Ke depan, TNI AL memastikan KASAL Cup tidak berhenti sampai di sini. Kompetisi serupa akan terus digelar secara berkelanjutan, bahkan diharapkan bisa naik ke level internasional.
”Mudah-mudahan Tuhan meridhoi kedepan bisa kami laksanakan pada level kejuaraan internasional karate, dalam kapasitas KSAL Cup,” ujarnya.
Adapun, Kejuaraan Karate KASAL CUP V Tahun 2026 merupakan ajang bergengsi tingkat nasional yang mencerminkan komitmen TNI AL dalam membina mentalitas petarung, meningkatkan profesionalisme prajurit, serta menjaring bibit unggul atlet karate dari seluruh Indonesia.
Peserta berasal dari berbagai satuan TNI AL, di antaranya Koarmada I, Koarmada II, Koarmada III, Akademi Angkatan Laut, Korps Marinir, Puspom TNI AL, Puspenerbal, Pushidrosal, Kolinlamil, serta Komando Daerah Angkatan Laut (Kodaeral) dari berbagai wilayah. Selain itu, kejuaraan ini juga diikuti oleh unsur TNI AD, TNI AU dan Polri.

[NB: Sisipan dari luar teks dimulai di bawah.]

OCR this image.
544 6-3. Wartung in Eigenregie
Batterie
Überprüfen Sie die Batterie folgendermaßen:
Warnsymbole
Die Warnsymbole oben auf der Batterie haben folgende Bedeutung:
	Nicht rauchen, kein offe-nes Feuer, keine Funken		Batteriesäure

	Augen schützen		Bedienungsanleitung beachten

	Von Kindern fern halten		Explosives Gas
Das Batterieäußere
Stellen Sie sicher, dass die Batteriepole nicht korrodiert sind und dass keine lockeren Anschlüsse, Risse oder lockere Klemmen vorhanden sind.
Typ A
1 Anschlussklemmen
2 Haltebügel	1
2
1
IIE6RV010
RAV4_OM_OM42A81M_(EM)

Partisipasi juga datang dari berbagai perguruan karate, institusi pendidikan, dan klub nasional, antara lain INKAI, INKANAS, Universitas Nasional, IPB University, Universitas Negeri Jakarta (UNJ), serta puluhan dojo dan klub karate dari berbagai daerah di Indonesia.
Kegiatan ini turut mendapat dukungan dari berbagai organisasi olahraga nasional seperti Kementerian Pemuda dan Olahraga (Kemenpora), Komite Olahraga Nasional Indonesia (KONI), Federasi Olahraga Karate-Do Indonesia (FORKI), dan Institut Karate-Do Indonesia (INKAI).